Questo fa seguito ai colloqui tra Iran e Stati Uniti in Svizzera; il primo round di colloqui dopo l'accordo mediato dal Pakistan il 22 giugno. Tra gli accordi chiave figurano un meccanismo di monitoraggio del cessate il fuoco in Libano, accordi coordinati per lo sblocco dei beni iraniani congelati e un allentamento temporaneo delle sanzioni sul fronte energetico.

Parlando dell'esito dei colloqui, Ghalibaf ha affermato che le due parti hanno stabilito quadri di coordinamento esplicitamente volti a sostenere la sovranità e l'integrità territoriale del Libano, insieme a meccanismi per gestire le disposizioni sul campo a seguito di un'eventuale cessazione delle ostilità.

Secondo l'alto funzionario iraniano, i colloqui hanno prodotto un accordo per istituire centri di coordinamento congiunti incaricati di facilitare il ritorno dei civili libanesi sfollati e di sovrintendere al ritiro delle forze israeliane che occupano il territorio libanese.

Ghalibaf ha inoltre osservato che un meccanismo di monitoraggio separato sarà responsabile del tracciamento e dell'indagine di potenziali violazioni di qualsiasi accordo di cessate il fuoco in Libano, garantendo una risposta strutturata e verificabile alle controversie man mano che si presentano.

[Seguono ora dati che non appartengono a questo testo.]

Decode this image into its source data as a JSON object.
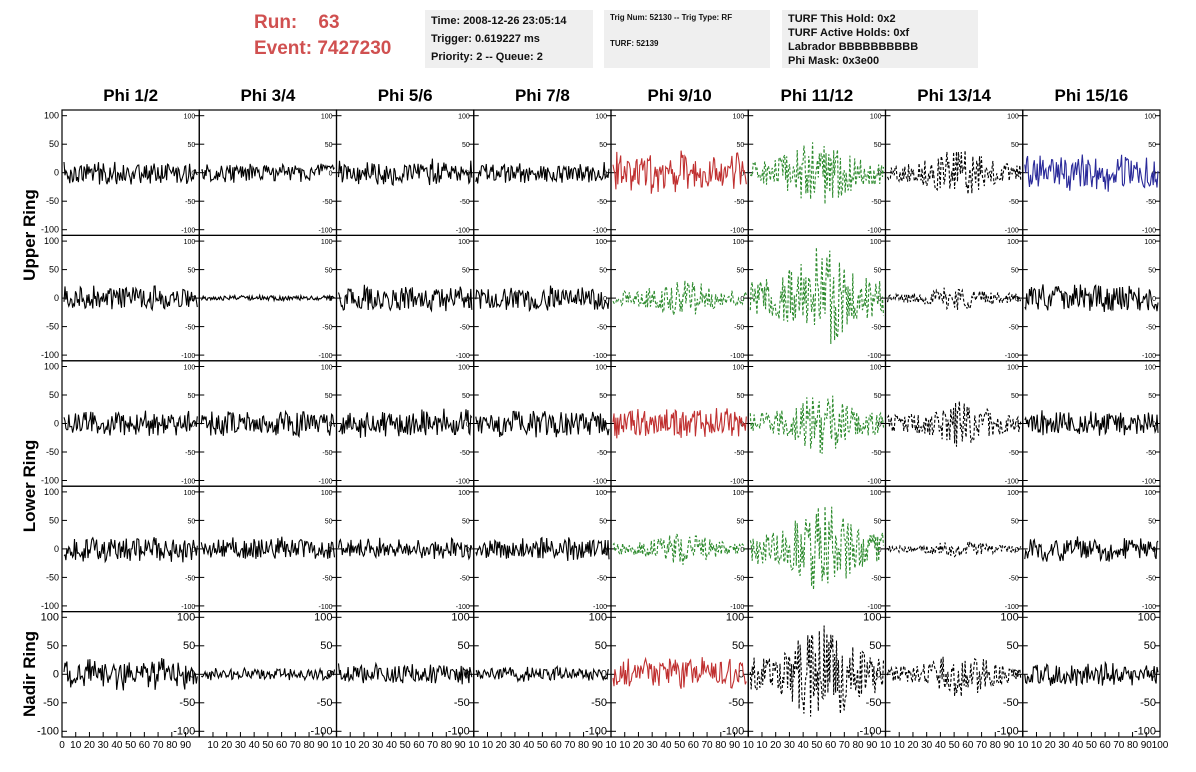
{
  "header": {
    "run_label": "Run:",
    "run_value": "63",
    "event_label": "Event:",
    "event_value": "7427230",
    "box1": [
      "Time: 2008-12-26 23:05:14",
      "Trigger: 0.619227 ms",
      "Priority: 2 -- Queue: 2"
    ],
    "box2": [
      "Trig Num: 52130 -- Trig Type: RF",
      "TURF: 52139"
    ],
    "box3": [
      "TURF This Hold: 0x2",
      "TURF Active Holds: 0xf",
      "Labrador BBBBBBBBBB",
      "Phi Mask: 0x3e00"
    ]
  },
  "colors": {
    "run_text": "#d05050",
    "red": "#c03030",
    "green": "#2e8b2e",
    "blue": "#2a2a9a",
    "black": "#000000",
    "box_bg": "#efefef"
  },
  "chart_data": {
    "type": "line",
    "columns": [
      "Phi 1/2",
      "Phi 3/4",
      "Phi 5/6",
      "Phi 7/8",
      "Phi 9/10",
      "Phi 11/12",
      "Phi 13/14",
      "Phi 15/16"
    ],
    "rows": [
      "Upper Ring",
      "",
      "Lower Ring",
      "",
      "Nadir Ring"
    ],
    "row_groups": [
      {
        "label": "Upper Ring",
        "rows": [
          0,
          1
        ]
      },
      {
        "label": "Lower Ring",
        "rows": [
          2,
          3
        ]
      },
      {
        "label": "Nadir Ring",
        "rows": [
          4
        ]
      }
    ],
    "ylim": [
      -110,
      110
    ],
    "yticks": [
      -100,
      -50,
      0,
      50,
      100
    ],
    "xlim": [
      0,
      100
    ],
    "xtick_labels": [
      "0",
      "10",
      "20",
      "30",
      "40",
      "50",
      "60",
      "70",
      "80",
      "90",
      "100"
    ],
    "xtick_labels_mid": [
      "10",
      "20",
      "30",
      "40",
      "50",
      "60",
      "70",
      "80",
      "90",
      "10"
    ],
    "panels": [
      [
        {
          "color": "black",
          "style": "solid",
          "amp": 22
        },
        {
          "color": "black",
          "style": "solid",
          "amp": 18
        },
        {
          "color": "black",
          "style": "solid",
          "amp": 25
        },
        {
          "color": "black",
          "style": "solid",
          "amp": 20
        },
        {
          "color": "red",
          "style": "solid",
          "amp": 40
        },
        {
          "color": "green",
          "style": "dashed",
          "amp": 60
        },
        {
          "color": "black",
          "style": "dashed",
          "amp": 42
        },
        {
          "color": "blue",
          "style": "solid",
          "amp": 35
        }
      ],
      [
        {
          "color": "black",
          "style": "solid",
          "amp": 24
        },
        {
          "color": "black",
          "style": "solid",
          "amp": 5
        },
        {
          "color": "black",
          "style": "solid",
          "amp": 25
        },
        {
          "color": "black",
          "style": "solid",
          "amp": 24
        },
        {
          "color": "green",
          "style": "dashed",
          "amp": 35
        },
        {
          "color": "green",
          "style": "dashed",
          "amp": 90
        },
        {
          "color": "black",
          "style": "dashed",
          "amp": 22
        },
        {
          "color": "black",
          "style": "solid",
          "amp": 30
        }
      ],
      [
        {
          "color": "black",
          "style": "solid",
          "amp": 25
        },
        {
          "color": "black",
          "style": "solid",
          "amp": 25
        },
        {
          "color": "black",
          "style": "solid",
          "amp": 28
        },
        {
          "color": "black",
          "style": "solid",
          "amp": 25
        },
        {
          "color": "red",
          "style": "solid",
          "amp": 28
        },
        {
          "color": "green",
          "style": "dashed",
          "amp": 55
        },
        {
          "color": "black",
          "style": "dashed",
          "amp": 42
        },
        {
          "color": "black",
          "style": "solid",
          "amp": 25
        }
      ],
      [
        {
          "color": "black",
          "style": "solid",
          "amp": 25
        },
        {
          "color": "black",
          "style": "solid",
          "amp": 22
        },
        {
          "color": "black",
          "style": "solid",
          "amp": 20
        },
        {
          "color": "black",
          "style": "solid",
          "amp": 22
        },
        {
          "color": "green",
          "style": "dashed",
          "amp": 28
        },
        {
          "color": "green",
          "style": "dashed",
          "amp": 80
        },
        {
          "color": "black",
          "style": "dashed",
          "amp": 15
        },
        {
          "color": "black",
          "style": "solid",
          "amp": 25
        }
      ],
      [
        {
          "color": "black",
          "style": "solid",
          "amp": 30
        },
        {
          "color": "black",
          "style": "solid",
          "amp": 12
        },
        {
          "color": "black",
          "style": "solid",
          "amp": 20
        },
        {
          "color": "black",
          "style": "solid",
          "amp": 15
        },
        {
          "color": "red",
          "style": "solid",
          "amp": 32
        },
        {
          "color": "black",
          "style": "dashed",
          "amp": 90
        },
        {
          "color": "black",
          "style": "dashed",
          "amp": 40
        },
        {
          "color": "black",
          "style": "solid",
          "amp": 22
        }
      ]
    ]
  }
}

Il presidente del Parlamento ha anche confermato che sono stati presi accordi procedurali per eventuali futuri incontri con il vicepresidente statunitense JD Vance, qualora se ne presentasse la necessità. Tali incontri, ha spiegato, avrebbero lo scopo di dare seguito al memorandum d'intesa e di risolvere i disaccordi ancora in sospeso tra le parti.

Ghalibaf ha descritto questi canali di comunicazione come parte di un processo di coordinamento in corso, volto a sostenere il dialogo e prevenire un'escalation, segnalando che entrambe le parti, almeno per ora, sembrano impegnate a mantenere aperto il canale diplomatico.